The thing that bothers me most about these papers is the feeling that I have not been able to do my job as well as I would have liked to this time. It is both what is happening with my parents and the topic of the class that has kept me from teaching them to write argument and research topics as well as I would have liked. It isn't for lack of trying; something just had to give, I suppose. And being overly ambitious about taking on a new topic now was clearly a mistake. SO I guess I have learned something, and can go on to the next thing... preparing summer's syllabus and assignments.
6 comments:
Aren't you starting another new topic for summer? Maybe it's time to repeat a topic you've taught and spend time revising and reshaping it as you teach it again. That might give you some extra time for the many other demands on your life.
I am starting a new topic, and Writing 1, which is much easier to teach, generally. I don't have to worry about teaching rhetoric and argumentation--just texts. That's pretty easy for me.
It's a new syllabus, but I am almost finished preparing for the first book (Dr. Jekyll and Mr Hyde). I just have to work on the movie--District 9. I haven't done that yet.
Your new class sounds very interesting--Dr. Jekyll and Mr. Hyde and District 9. I hope your students like it. I know I would!
Robinka, don't forget that they'll meet those issues again some time and gather up the threads once more. One teacher doesn't have to fix everything, even though sometimes one teacher makes a lot of difference...
Hope your mama is coming along, not being too impatient with new limitations.

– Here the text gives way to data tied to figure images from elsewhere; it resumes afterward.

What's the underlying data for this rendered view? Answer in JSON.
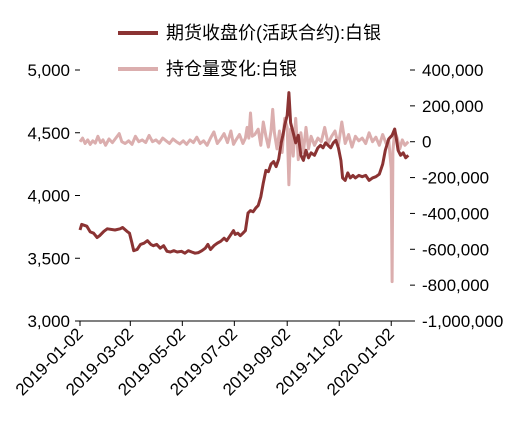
{
  "chart_data": {
    "type": "line",
    "series": [
      {
        "name": "期货收盘价(活跃合约):白银",
        "axis": "left",
        "color": "#8b3333",
        "points": [
          [
            "2019-01-02",
            3725
          ],
          [
            "2019-01-04",
            3770
          ],
          [
            "2019-01-10",
            3755
          ],
          [
            "2019-01-14",
            3710
          ],
          [
            "2019-01-18",
            3700
          ],
          [
            "2019-01-22",
            3665
          ],
          [
            "2019-01-25",
            3680
          ],
          [
            "2019-01-30",
            3715
          ],
          [
            "2019-02-03",
            3735
          ],
          [
            "2019-02-12",
            3725
          ],
          [
            "2019-02-18",
            3735
          ],
          [
            "2019-02-21",
            3745
          ],
          [
            "2019-02-26",
            3715
          ],
          [
            "2019-03-01",
            3700
          ],
          [
            "2019-03-04",
            3620
          ],
          [
            "2019-03-06",
            3560
          ],
          [
            "2019-03-10",
            3570
          ],
          [
            "2019-03-14",
            3610
          ],
          [
            "2019-03-18",
            3620
          ],
          [
            "2019-03-22",
            3640
          ],
          [
            "2019-03-26",
            3610
          ],
          [
            "2019-03-29",
            3600
          ],
          [
            "2019-04-02",
            3610
          ],
          [
            "2019-04-06",
            3580
          ],
          [
            "2019-04-10",
            3600
          ],
          [
            "2019-04-14",
            3555
          ],
          [
            "2019-04-18",
            3550
          ],
          [
            "2019-04-22",
            3560
          ],
          [
            "2019-04-26",
            3550
          ],
          [
            "2019-05-01",
            3555
          ],
          [
            "2019-05-05",
            3540
          ],
          [
            "2019-05-09",
            3560
          ],
          [
            "2019-05-13",
            3550
          ],
          [
            "2019-05-17",
            3540
          ],
          [
            "2019-05-21",
            3545
          ],
          [
            "2019-05-25",
            3560
          ],
          [
            "2019-05-29",
            3580
          ],
          [
            "2019-06-01",
            3610
          ],
          [
            "2019-06-04",
            3570
          ],
          [
            "2019-06-08",
            3600
          ],
          [
            "2019-06-12",
            3620
          ],
          [
            "2019-06-16",
            3635
          ],
          [
            "2019-06-20",
            3660
          ],
          [
            "2019-06-23",
            3640
          ],
          [
            "2019-06-27",
            3680
          ],
          [
            "2019-07-01",
            3720
          ],
          [
            "2019-07-03",
            3690
          ],
          [
            "2019-07-06",
            3700
          ],
          [
            "2019-07-09",
            3680
          ],
          [
            "2019-07-12",
            3700
          ],
          [
            "2019-07-15",
            3720
          ],
          [
            "2019-07-18",
            3860
          ],
          [
            "2019-07-21",
            3880
          ],
          [
            "2019-07-24",
            3870
          ],
          [
            "2019-07-27",
            3900
          ],
          [
            "2019-07-30",
            3920
          ],
          [
            "2019-08-02",
            3990
          ],
          [
            "2019-08-05",
            4100
          ],
          [
            "2019-08-08",
            4200
          ],
          [
            "2019-08-11",
            4190
          ],
          [
            "2019-08-14",
            4250
          ],
          [
            "2019-08-17",
            4270
          ],
          [
            "2019-08-20",
            4230
          ],
          [
            "2019-08-23",
            4290
          ],
          [
            "2019-08-26",
            4420
          ],
          [
            "2019-08-28",
            4480
          ],
          [
            "2019-08-30",
            4560
          ],
          [
            "2019-09-02",
            4640
          ],
          [
            "2019-09-04",
            4820
          ],
          [
            "2019-09-06",
            4580
          ],
          [
            "2019-09-09",
            4500
          ],
          [
            "2019-09-12",
            4420
          ],
          [
            "2019-09-15",
            4480
          ],
          [
            "2019-09-18",
            4320
          ],
          [
            "2019-09-21",
            4280
          ],
          [
            "2019-09-24",
            4360
          ],
          [
            "2019-09-27",
            4300
          ],
          [
            "2019-09-30",
            4340
          ],
          [
            "2019-10-04",
            4320
          ],
          [
            "2019-10-08",
            4380
          ],
          [
            "2019-10-11",
            4400
          ],
          [
            "2019-10-14",
            4380
          ],
          [
            "2019-10-17",
            4420
          ],
          [
            "2019-10-20",
            4400
          ],
          [
            "2019-10-23",
            4380
          ],
          [
            "2019-10-26",
            4420
          ],
          [
            "2019-10-29",
            4440
          ],
          [
            "2019-11-01",
            4380
          ],
          [
            "2019-11-04",
            4280
          ],
          [
            "2019-11-06",
            4140
          ],
          [
            "2019-11-09",
            4120
          ],
          [
            "2019-11-12",
            4180
          ],
          [
            "2019-11-15",
            4140
          ],
          [
            "2019-11-18",
            4160
          ],
          [
            "2019-11-21",
            4140
          ],
          [
            "2019-11-25",
            4160
          ],
          [
            "2019-11-29",
            4150
          ],
          [
            "2019-12-03",
            4160
          ],
          [
            "2019-12-07",
            4120
          ],
          [
            "2019-12-11",
            4140
          ],
          [
            "2019-12-15",
            4150
          ],
          [
            "2019-12-19",
            4170
          ],
          [
            "2019-12-23",
            4250
          ],
          [
            "2019-12-26",
            4360
          ],
          [
            "2019-12-30",
            4450
          ],
          [
            "2020-01-03",
            4480
          ],
          [
            "2020-01-06",
            4530
          ],
          [
            "2020-01-08",
            4450
          ],
          [
            "2020-01-10",
            4360
          ],
          [
            "2020-01-13",
            4320
          ],
          [
            "2020-01-16",
            4340
          ],
          [
            "2020-01-19",
            4300
          ],
          [
            "2020-01-22",
            4320
          ]
        ]
      },
      {
        "name": "持仓量变化:白银",
        "axis": "right",
        "color": "#dbaeae",
        "points": [
          [
            "2019-01-02",
            0
          ],
          [
            "2019-01-05",
            20000
          ],
          [
            "2019-01-08",
            -10000
          ],
          [
            "2019-01-11",
            10000
          ],
          [
            "2019-01-14",
            -15000
          ],
          [
            "2019-01-17",
            5000
          ],
          [
            "2019-01-20",
            -8000
          ],
          [
            "2019-01-23",
            30000
          ],
          [
            "2019-01-26",
            -5000
          ],
          [
            "2019-01-29",
            10000
          ],
          [
            "2019-02-01",
            -20000
          ],
          [
            "2019-02-05",
            15000
          ],
          [
            "2019-02-09",
            -5000
          ],
          [
            "2019-02-13",
            20000
          ],
          [
            "2019-02-17",
            45000
          ],
          [
            "2019-02-20",
            0
          ],
          [
            "2019-02-24",
            -10000
          ],
          [
            "2019-02-28",
            5000
          ],
          [
            "2019-03-04",
            -15000
          ],
          [
            "2019-03-08",
            30000
          ],
          [
            "2019-03-12",
            0
          ],
          [
            "2019-03-16",
            10000
          ],
          [
            "2019-03-20",
            -5000
          ],
          [
            "2019-03-24",
            35000
          ],
          [
            "2019-03-28",
            0
          ],
          [
            "2019-04-01",
            10000
          ],
          [
            "2019-04-05",
            -8000
          ],
          [
            "2019-04-09",
            20000
          ],
          [
            "2019-04-13",
            5000
          ],
          [
            "2019-04-17",
            -10000
          ],
          [
            "2019-04-21",
            15000
          ],
          [
            "2019-04-25",
            0
          ],
          [
            "2019-04-29",
            -12000
          ],
          [
            "2019-05-03",
            5000
          ],
          [
            "2019-05-07",
            -15000
          ],
          [
            "2019-05-11",
            10000
          ],
          [
            "2019-05-15",
            -5000
          ],
          [
            "2019-05-19",
            25000
          ],
          [
            "2019-05-23",
            -10000
          ],
          [
            "2019-05-27",
            5000
          ],
          [
            "2019-05-31",
            -20000
          ],
          [
            "2019-06-04",
            20000
          ],
          [
            "2019-06-08",
            55000
          ],
          [
            "2019-06-12",
            -10000
          ],
          [
            "2019-06-16",
            15000
          ],
          [
            "2019-06-20",
            45000
          ],
          [
            "2019-06-24",
            -5000
          ],
          [
            "2019-06-28",
            60000
          ],
          [
            "2019-07-01",
            -15000
          ],
          [
            "2019-07-04",
            10000
          ],
          [
            "2019-07-08",
            40000
          ],
          [
            "2019-07-12",
            -10000
          ],
          [
            "2019-07-15",
            20000
          ],
          [
            "2019-07-17",
            80000
          ],
          [
            "2019-07-19",
            20000
          ],
          [
            "2019-07-21",
            160000
          ],
          [
            "2019-07-23",
            30000
          ],
          [
            "2019-07-26",
            40000
          ],
          [
            "2019-07-30",
            70000
          ],
          [
            "2019-08-02",
            -20000
          ],
          [
            "2019-08-05",
            110000
          ],
          [
            "2019-08-08",
            30000
          ],
          [
            "2019-08-11",
            -30000
          ],
          [
            "2019-08-14",
            60000
          ],
          [
            "2019-08-16",
            180000
          ],
          [
            "2019-08-18",
            50000
          ],
          [
            "2019-08-21",
            -40000
          ],
          [
            "2019-08-24",
            60000
          ],
          [
            "2019-08-27",
            -60000
          ],
          [
            "2019-08-30",
            130000
          ],
          [
            "2019-09-02",
            80000
          ],
          [
            "2019-09-04",
            -240000
          ],
          [
            "2019-09-06",
            70000
          ],
          [
            "2019-09-09",
            -80000
          ],
          [
            "2019-09-12",
            130000
          ],
          [
            "2019-09-15",
            -100000
          ],
          [
            "2019-09-18",
            50000
          ],
          [
            "2019-09-21",
            -60000
          ],
          [
            "2019-09-24",
            80000
          ],
          [
            "2019-09-27",
            -40000
          ],
          [
            "2019-09-30",
            30000
          ],
          [
            "2019-10-04",
            -20000
          ],
          [
            "2019-10-08",
            20000
          ],
          [
            "2019-10-12",
            0
          ],
          [
            "2019-10-16",
            80000
          ],
          [
            "2019-10-20",
            -10000
          ],
          [
            "2019-10-24",
            30000
          ],
          [
            "2019-10-28",
            60000
          ],
          [
            "2019-11-01",
            -20000
          ],
          [
            "2019-11-05",
            110000
          ],
          [
            "2019-11-09",
            -10000
          ],
          [
            "2019-11-13",
            40000
          ],
          [
            "2019-11-17",
            -30000
          ],
          [
            "2019-11-21",
            30000
          ],
          [
            "2019-11-25",
            5000
          ],
          [
            "2019-11-29",
            20000
          ],
          [
            "2019-12-03",
            -10000
          ],
          [
            "2019-12-07",
            50000
          ],
          [
            "2019-12-11",
            0
          ],
          [
            "2019-12-15",
            25000
          ],
          [
            "2019-12-19",
            -20000
          ],
          [
            "2019-12-23",
            40000
          ],
          [
            "2019-12-27",
            -10000
          ],
          [
            "2019-12-30",
            10000
          ],
          [
            "2020-01-02",
            -150000
          ],
          [
            "2020-01-03",
            -780000
          ],
          [
            "2020-01-04",
            -50000
          ],
          [
            "2020-01-06",
            60000
          ],
          [
            "2020-01-09",
            20000
          ],
          [
            "2020-01-12",
            -40000
          ],
          [
            "2020-01-15",
            10000
          ],
          [
            "2020-01-18",
            -20000
          ],
          [
            "2020-01-22",
            0
          ]
        ]
      }
    ],
    "left_axis": {
      "min": 3000,
      "max": 5000,
      "ticks": [
        3000,
        3500,
        4000,
        4500,
        5000
      ],
      "tick_labels": [
        "3,000",
        "3,500",
        "4,000",
        "4,500",
        "5,000"
      ]
    },
    "right_axis": {
      "min": -1000000,
      "max": 400000,
      "ticks": [
        -1000000,
        -800000,
        -600000,
        -400000,
        -200000,
        0,
        200000,
        400000
      ],
      "tick_labels": [
        "-1,000,000",
        "-800,000",
        "-600,000",
        "-400,000",
        "-200,000",
        "0",
        "200,000",
        "400,000"
      ]
    },
    "x_axis": {
      "type": "date",
      "min": "2019-01-02",
      "max": "2020-01-24",
      "ticks": [
        "2019-01-02",
        "2019-03-02",
        "2019-05-02",
        "2019-07-02",
        "2019-09-02",
        "2019-11-02",
        "2020-01-02"
      ]
    },
    "legend": {
      "position": "top",
      "items": [
        "期货收盘价(活跃合约):白银",
        "持仓量变化:白银"
      ]
    },
    "grid": false
  }
}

The third text they'll read is The Metamorphosis (Kafka). I have done that so much that I don't need to do much footwork. Teaching literary texts and movies is fun and absorbing for me. I can do it without much pain, but I must prepare adequately, of course.
Marly,
I don't know that they will ever have another rhetoric class again, at least some of them. This stuff is important for their upper division classes, and I feel I have let them down. But of course, they have also let themselves down, by not doing the work I assigned.